Figure 4.. Predictions for Serum Concentrations after Intravenous or Subcutaneous Administration of L9LS.

Panels A and B show pharmacokinetic modeling for intravenous and subcutaneous administration of L9LS. Observed L9LS concentrations (normalized for each dose administered intravenously or subcutaneously) are overlayed for the comparison. The predicted median serum concentrations of L9LS (solid lines) and 90% prediction intervals (5th and 95th percentiles) (dashed lines) are shown. Panels C and D show the predicted median L9LS serum concentrations (solid lines) 48 weeks after administration of a single dose according to intravenous dose groups (1 mg per kilogram, 5 mg per kilogram, and 20 mg per kilogram) and the subcutaneous dose group (5 mg per kilogram) with 90% prediction intervals (5th and 95th percentiles) (dashed lines). Values were calculated on the basis of Monte Carlo simulations with the use of a population pharmacokinetic model.

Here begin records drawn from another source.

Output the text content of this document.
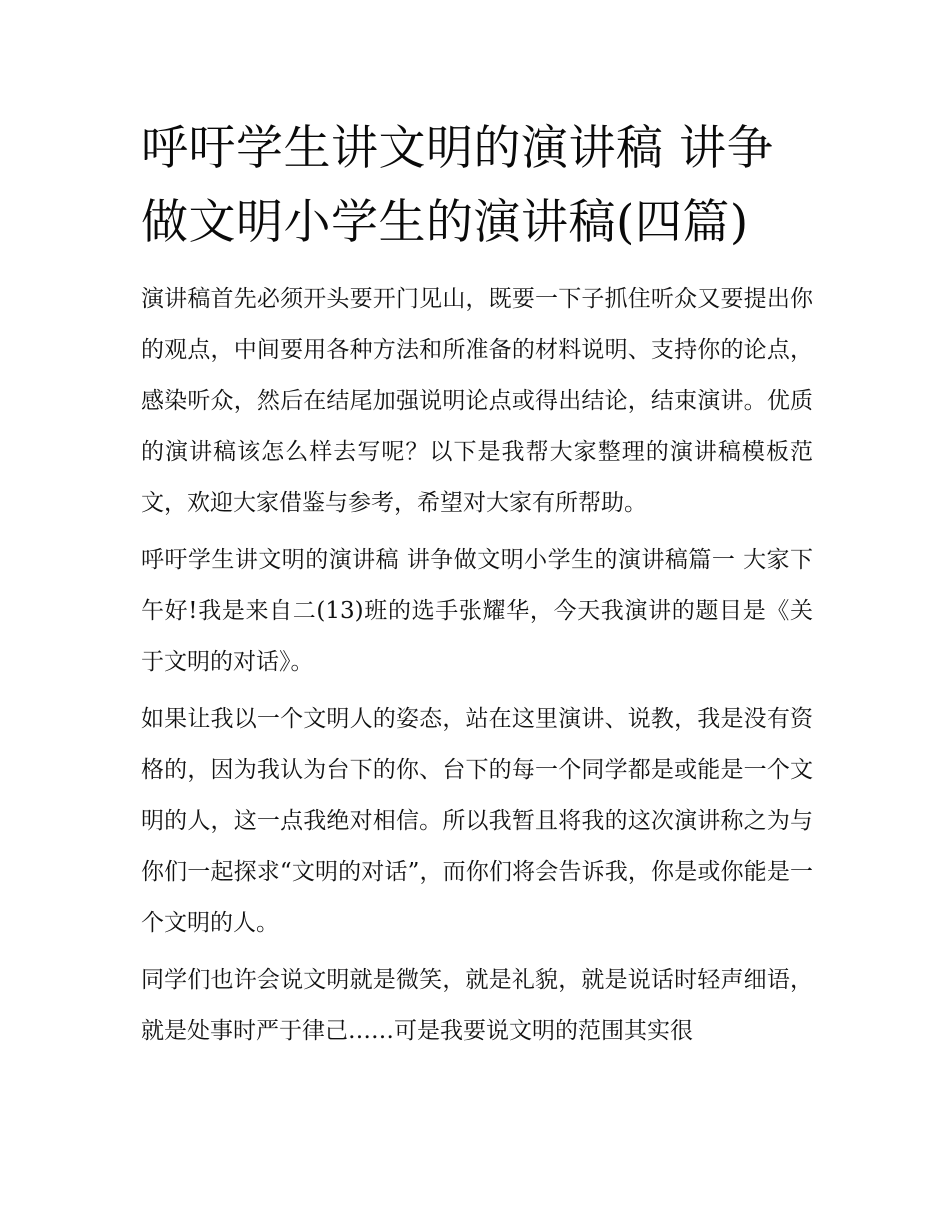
呼吁学生讲文明的演讲稿 讲争做文明小学生的演讲稿(四篇)

演讲稿首先必须开头要开门见山，既要一下子抓住听众又要提出你的观点，中间要用各种方法和所准备的材料说明、支持你的论点，感染听众，然后在结尾加强说明论点或得出结论，结束演讲。优质的演讲稿该怎么样去写呢？以下是我帮大家整理的演讲稿模板范文，欢迎大家借鉴与参考，希望对大家有所帮助。

呼吁学生讲文明的演讲稿 讲争做文明小学生的演讲稿篇一 大家下午好!我是来自二(13)班的选手张耀华，今天我演讲的题目是《关于文明的对话》。

如果让我以一个文明人的姿态，站在这里演讲、说教，我是没有资格的，因为我认为台下的你、台下的每一个同学都是或能是一个文明的人，这一点我绝对相信。所以我暂且将我的这次演讲称之为与你们一起探求“文明的对话”，而你们将会告诉我，你是或你能是一个文明的人。

同学们也许会说文明就是微笑，就是礼貌，就是说话时轻声细语，就是处事时严于律己……可是我要说文明的范围其实很
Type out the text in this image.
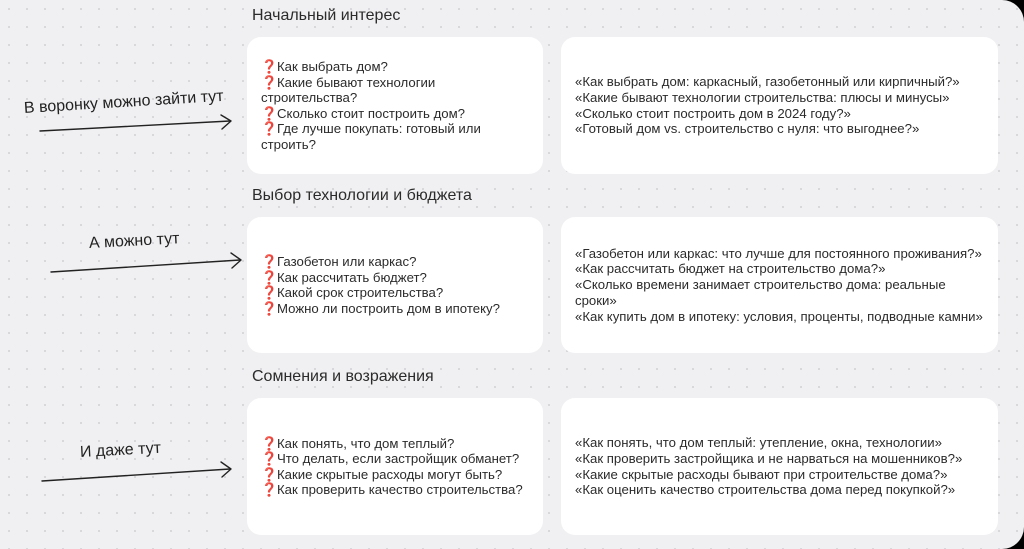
Начальный интерес
❓Как выбрать дом?
❓Какие бывают технологии строительства?
❓Сколько стоит построить дом?
❓Где лучше покупать: готовый или строить?
«Как выбрать дом: каркасный, газобетонный или кирпичный?»
«Какие бывают технологии строительства: плюсы и минусы»
«Сколько стоит построить дом в 2024 году?»
«Готовый дом vs. строительство с нуля: что выгоднее?»
Выбор технологии и бюджета
❓Газобетон или каркас?
❓Как рассчитать бюджет?
❓Какой срок строительства?
❓Можно ли построить дом в ипотеку?
«Газобетон или каркас: что лучше для постоянного проживания?»
«Как рассчитать бюджет на строительство дома?»
«Сколько времени занимает строительство дома: реальные сроки»
«Как купить дом в ипотеку: условия, проценты, подводные камни»
Сомнения и возражения
❓Как понять, что дом теплый?
❓Что делать, если застройщик обманет?
❓Какие скрытые расходы могут быть?
❓Как проверить качество строительства?
«Как понять, что дом теплый: утепление, окна, технологии»
«Как проверить застройщика и не нарваться на мошенников?»
«Какие скрытые расходы бывают при строительстве дома?»
«Как оценить качество строительства дома перед покупкой?»
В воронку можно зайти тут
А можно тут
И даже тут
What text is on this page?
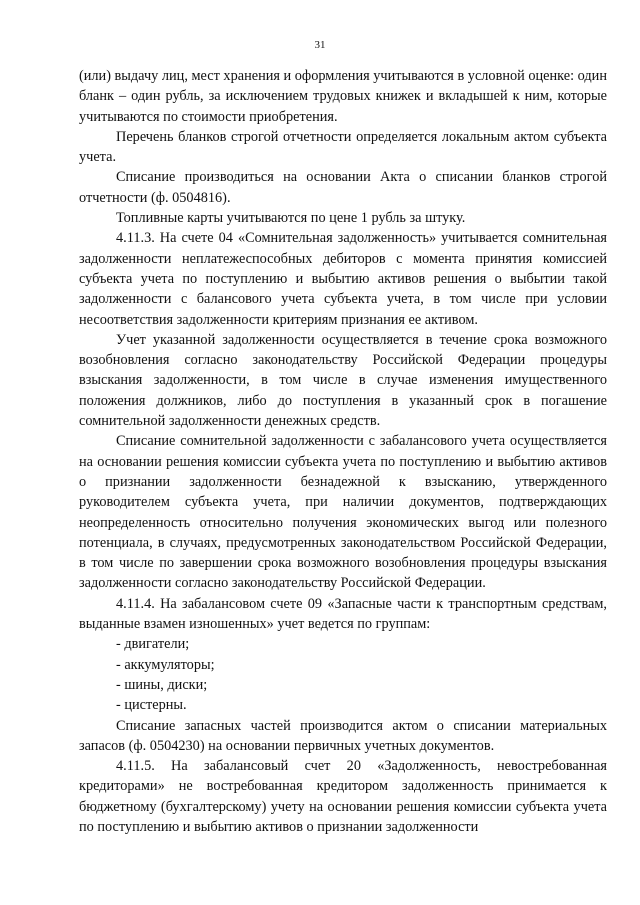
31

(или) выдачу лиц, мест хранения и оформления учитываются в условной оценке: один бланк – один рубль, за исключением трудовых книжек и вкладышей к ним, которые учитываются по стоимости приобретения.

Перечень бланков строгой отчетности определяется локальным актом субъекта учета.

Списание производиться на основании Акта о списании бланков строгой отчетности (ф. 0504816).

Топливные карты учитываются по цене 1 рубль за штуку.

4.11.3. На счете 04 «Сомнительная задолженность» учитывается сомнительная задолженности неплатежеспособных дебиторов с момента принятия комиссией субъекта учета по поступлению и выбытию активов решения о выбытии такой задолженности с балансового учета субъекта учета, в том числе при условии несоответствия задолженности критериям признания ее активом.

Учет указанной задолженности осуществляется в течение срока возможного возобновления согласно законодательству Российской Федерации процедуры взыскания задолженности, в том числе в случае изменения имущественного положения должников, либо до поступления в указанный срок в погашение сомнительной задолженности денежных средств.

Списание сомнительной задолженности с забалансового учета осуществляется на основании решения комиссии субъекта учета по поступлению и выбытию активов о признании задолженности безнадежной к взысканию, утвержденного руководителем субъекта учета, при наличии документов, подтверждающих неопределенность относительно получения экономических выгод или полезного потенциала, в случаях, предусмотренных законодательством Российской Федерации, в том числе по завершении срока возможного возобновления процедуры взыскания задолженности согласно законодательству Российской Федерации.

4.11.4. На забалансовом счете 09 «Запасные части к транспортным средствам, выданные взамен изношенных» учет ведется по группам:

- двигатели;

- аккумуляторы;

- шины, диски;

- цистерны.

Списание запасных частей производится актом о списании материальных запасов (ф. 0504230) на основании первичных учетных документов.

4.11.5. На забалансовый счет 20 «Задолженность, невостребованная кредиторами» не востребованная кредитором задолженность принимается к бюджетному (бухгалтерскому) учету на основании решения комиссии субъекта учета по поступлению и выбытию активов о признании задолженности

Figure 5.. Parasitemia after Controlled Human Malaria Infection.

A Kaplan–Meier analysis shows the time to blood-stage parasitemia as measured by polymerase-chain-reaction analysis. Participants were monitored daily starting on day 7 after controlled human malaria infection through day 17, with a final test performed on day 21. A primary efficacy analysis performed with the use of a two-sided Barnard test comparing parasitemia among the participants who received L9LS with that among the control participants yielded a P value of less than 0.001.